Either way, it was apparent to all involved that I wasn't aware of the small print.
Money for academics comes in two types: First, there is my salary which I may squirrel away to spend on a stack of Pokemon plushies if I desire. Second, there is my research grant. This grant money broadly covers items such as paper publishing expenses, conference trips, laboratory or computer equipment and sometimes students. While my salary is part of my job (and I'd have to be sacked not to collect it), research grant money needs to be applied for through different national or international bodies. MEXT is the Ministry of Education in Japan.
'Small print' in this context usually applies to what the grant money can be spent on. For instance, my last grant allowed me to buy my computer but not an office chair.
Evidently, comfort was not considered essential for work.
This particular grant, however, turned out to be different.
"MEXT would take over your salary as well as supply a grant..." It was explained to me at a subsequent meeting with our faculty office. "… the University will be very pleased and this would be a prestigious award for you..."
So everybody wins?
"… but you'd lose your pension contributions, your annual leave would be halved and you'd get no maternity benefits."
Except my mental health.
I opened my mouth to make a response and then closed it. Well, what does one really say to that?
The message was clear: people who receive this grant are supposed to RESEARCH NON-STOP UNTIL THEY DIE!
"However, the Japanese Government has made it compulsory for pregnant women to take 5 weeks maternity leave." The plot thickened as the details were expanded on. "But, on this grant, it is not possible to pay you."

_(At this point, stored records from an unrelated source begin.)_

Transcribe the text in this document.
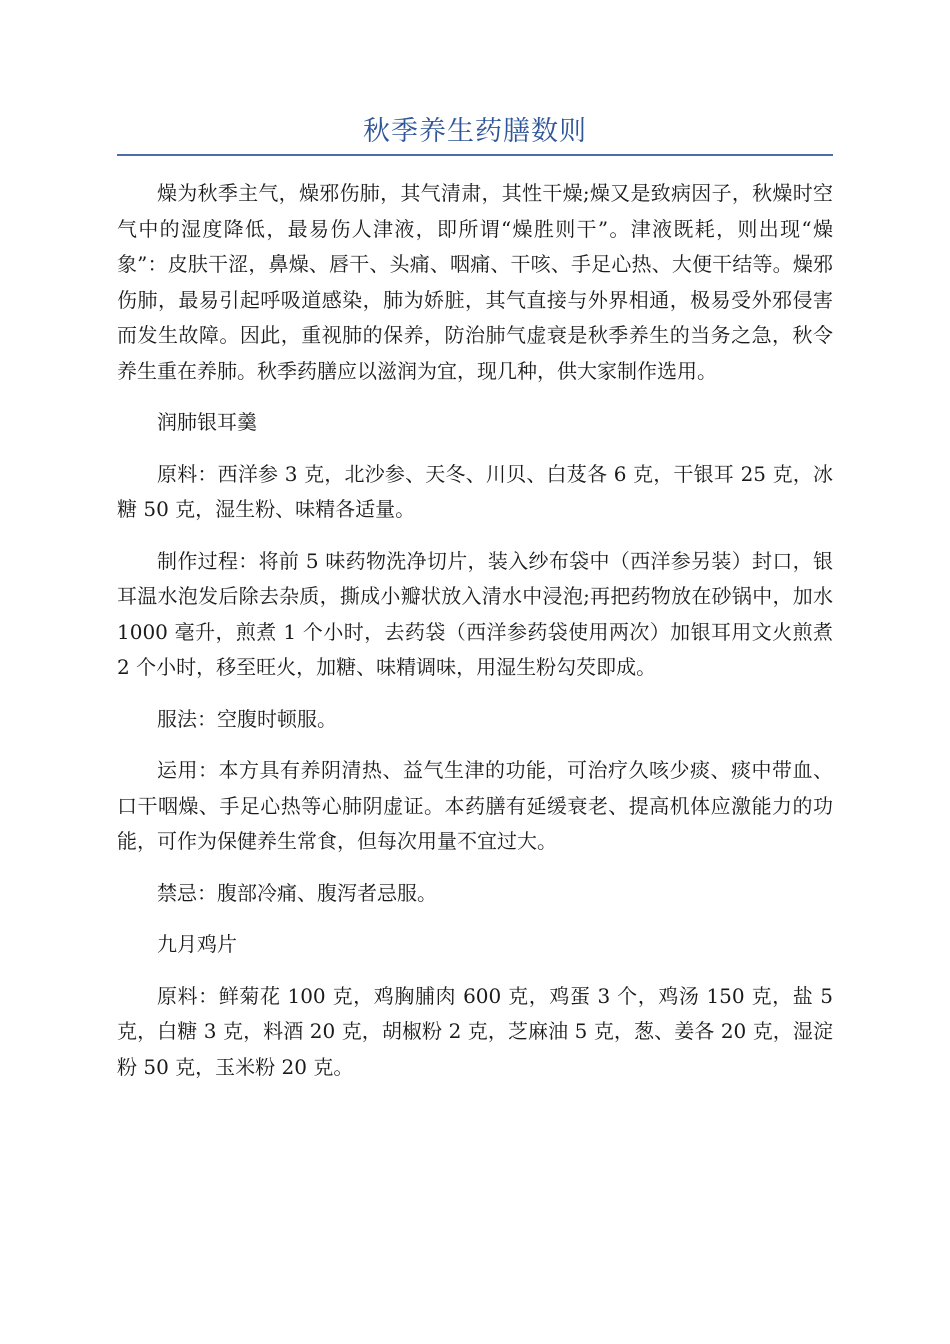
秋季养生药膳数则

燥为秋季主气，燥邪伤肺，其气清肃，其性干燥;燥又是致病因子，秋燥时空气中的湿度降低，最易伤人津液，即所谓“燥胜则干”。津液既耗，则出现“燥象”：皮肤干涩，鼻燥、唇干、头痛、咽痛、干咳、手足心热、大便干结等。燥邪伤肺，最易引起呼吸道感染，肺为娇脏，其气直接与外界相通，极易受外邪侵害而发生故障。因此，重视肺的保养，防治肺气虚衰是秋季养生的当务之急，秋令养生重在养肺。秋季药膳应以滋润为宜，现几种，供大家制作选用。

润肺银耳羹

原料：西洋参 3 克，北沙参、天冬、川贝、白芨各 6 克，干银耳 25 克，冰糖 50 克，湿生粉、味精各适量。

制作过程：将前 5 味药物洗净切片，装入纱布袋中（西洋参另装）封口，银耳温水泡发后除去杂质，撕成小瓣状放入清水中浸泡;再把药物放在砂锅中，加水 1000 毫升，煎煮 1 个小时，去药袋（西洋参药袋使用两次）加银耳用文火煎煮 2 个小时，移至旺火，加糖、味精调味，用湿生粉勾芡即成。

服法：空腹时顿服。

运用：本方具有养阴清热、益气生津的功能，可治疗久咳少痰、痰中带血、口干咽燥、手足心热等心肺阴虚证。本药膳有延缓衰老、提高机体应激能力的功能，可作为保健养生常食，但每次用量不宜过大。

禁忌：腹部冷痛、腹泻者忌服。

九月鸡片

原料：鲜菊花 100 克，鸡胸脯肉 600 克，鸡蛋 3 个，鸡汤 150 克，盐 5 克，白糖 3 克，料酒 20 克，胡椒粉 2 克，芝麻油 5 克，葱、姜各 20 克，湿淀粉 50 克，玉米粉 20 克。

"Well … uh …" I had a sudden image of nursing a small infant surrounded by cans of pickled eggs akin to wartime rations.
In truth, I had no plans to have a baby but the whole process did feel like a Borg-esque assimilation. You are now 3 of 5: research drone. There was however, some light at the end of the tunnel.
For a start, the chances of me actually getting the grant were slim. My name had been put forward by the University but my competition was researchers in every area of science all through the country. Let the medics eat the pickled eggs.

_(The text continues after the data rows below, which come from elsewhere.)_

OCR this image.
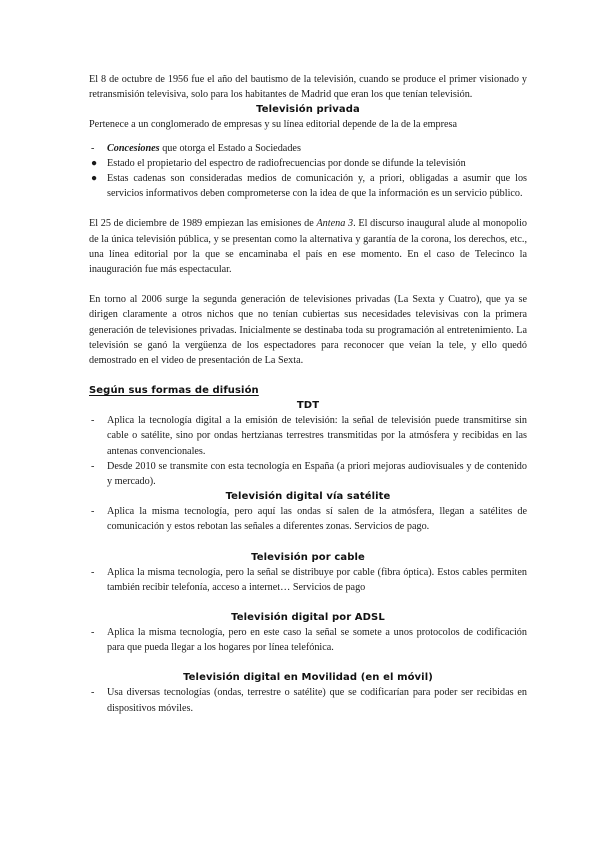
El 8 de octubre de 1956 fue el año del bautismo de la televisión, cuando se produce el primer visionado y retransmisión televisiva, solo para los habitantes de Madrid que eran los que tenían televisión.

Televisión privada

Pertenece a un conglomerado de empresas y su línea editorial depende de la de la empresa

-	Concesiones que otorga el Estado a Sociedades
● Estado el propietario del espectro de radiofrecuencias por donde se difunde la televisión
● Estas cadenas son consideradas medios de comunicación y, a priori, obligadas a asumir que los servicios informativos deben comprometerse con la idea de que la información es un servicio público.

El 25 de diciembre de 1989 empiezan las emisiones de Antena 3. El discurso inaugural alude al monopolio de la única televisión pública, y se presentan como la alternativa y garantía de la corona, los derechos, etc., una línea editorial por la que se encaminaba el país en ese momento. En el caso de Telecinco la inauguración fue más espectacular.

En torno al 2006 surge la segunda generación de televisiones privadas (La Sexta y Cuatro), que ya se dirigen claramente a otros nichos que no tenían cubiertas sus necesidades televisivas con la primera generación de televisiones privadas. Inicialmente se destinaba toda su programación al entretenimiento. La televisión se ganó la vergüenza de los espectadores para reconocer que veían la tele, y ello quedó demostrado en el video de presentación de La Sexta.

Según sus formas de difusión
TDT
-	Aplica la tecnología digital a la emisión de televisión: la señal de televisión puede transmitirse sin cable o satélite, sino por ondas hertzianas terrestres transmitidas por la atmósfera y recibidas en las antenas convencionales.
-	Desde 2010 se transmite con esta tecnología en España (a priori mejoras audiovisuales y de contenido y mercado).
Televisión digital vía satélite
-	Aplica la misma tecnología, pero aquí las ondas sí salen de la atmósfera, llegan a satélites de comunicación y estos rebotan las señales a diferentes zonas. Servicios de pago.
Televisión por cable
-	Aplica la misma tecnología, pero la señal se distribuye por cable (fibra óptica). Estos cables permiten también recibir telefonía, acceso a internet… Servicios de pago
Televisión digital por ADSL
-	Aplica la misma tecnología, pero en este caso la señal se somete a unos protocolos de codificación para que pueda llegar a los hogares por línea telefónica.
Televisión digital en Movilidad (en el móvil)
-	Usa diversas tecnologías (ondas, terrestre o satélite) que se codificarían para poder ser recibidas en dispositivos móviles.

Secondly, while the rules surrounding grant administration were strict, a few backdoors might appear. Such as 'work days' at that …. World renowned… astrophysical... institute in the small Leicestershire village my parents happen to reside in.
Of course, I could turn the grant down but it would be rather hard to refuse a HUGE SUM OF RESEARCH MONEY when there is no guarantee of getting funds through an alternative source.

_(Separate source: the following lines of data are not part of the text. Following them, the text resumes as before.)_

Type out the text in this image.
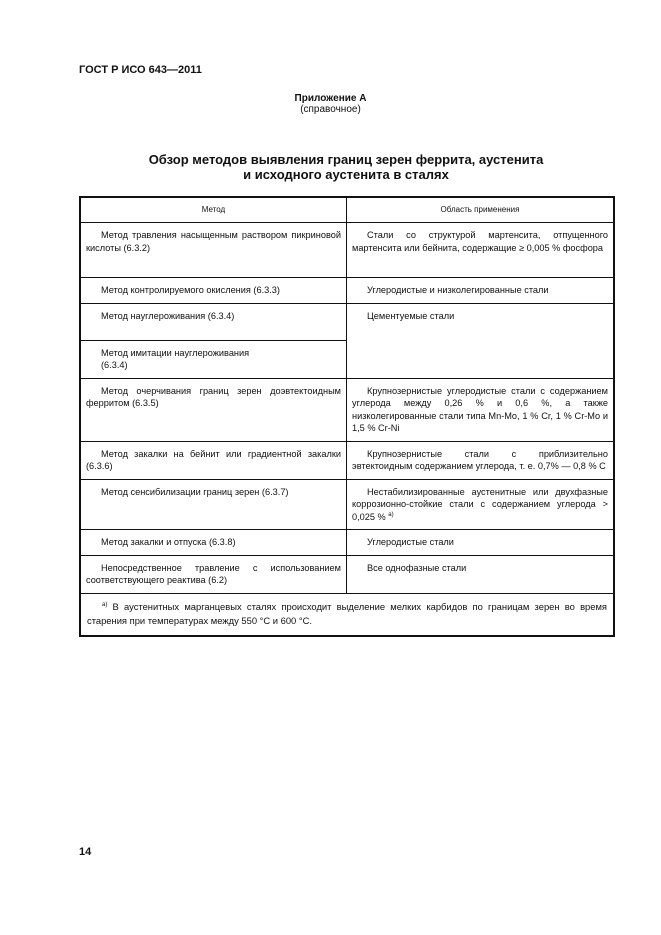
ГОСТ Р ИСО 643—2011
Приложение А
(справочное)
Обзор методов выявления границ зерен феррита, аустенита
и исходного аустенита в сталях
Метод	Область применения
Метод травления насыщенным раствором пикриновой кислоты (6.3.2)	Стали со структурой мартенсита, отпущенного мартенсита или бейнита, содержащие ≥ 0,005 % фосфора
Метод контролируемого окисления (6.3.3)	Углеродистые и низколегированные стали
Метод науглероживания (6.3.4)	Цементуемые стали
Метод имитации науглероживания (6.3.4)	
Метод очерчивания границ зерен доэвтектоидным ферритом (6.3.5)	Крупнозернистые углеродистые стали с содержанием углерода между 0,26 % и 0,6 %, а также низколегированные стали типа Mn-Mo, 1 % Cr, 1 % Cr-Mo и 1,5 % Cr-Ni
Метод закалки на бейнит или градиентной закалки (6.3.6)	Крупнозернистые стали с приблизительно эвтектоидным содержанием углерода, т. е. 0,7% — 0,8 % С
Метод сенсибилизации границ зерен (6.3.7)	Нестабилизированные аустенитные или двухфазные коррозионно-стойкие стали с содержанием углерода > 0,025 % $^{а)}$
Метод закалки и отпуска (6.3.8)	Углеродистые стали
Непосредственное травление с использованием соответствующего реактива (6.2)	Все однофазные стали
$^{а)}$ В аустенитных марганцевых сталях происходит выделение мелких карбидов по границам зерен во время старения при температурах между 550 °С и 600 °С.	
14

FUNDING… SANITY… FUNDING… SANITY…
Feeling dazed, I returned to my office and promptly took a 90 minute lunch break in protest.
The final part in this stage of the saga came in an email yesterday evening:
"The dates of individual interview in Tokyo at set for September 21 and 22. They ask you to save the both days for the purpose intended in case you are selected."
Where am I planning to be on September 21 and 22? North Hokkaido on a holiday with my parents. I sniffed the air. I smell cubic space ships.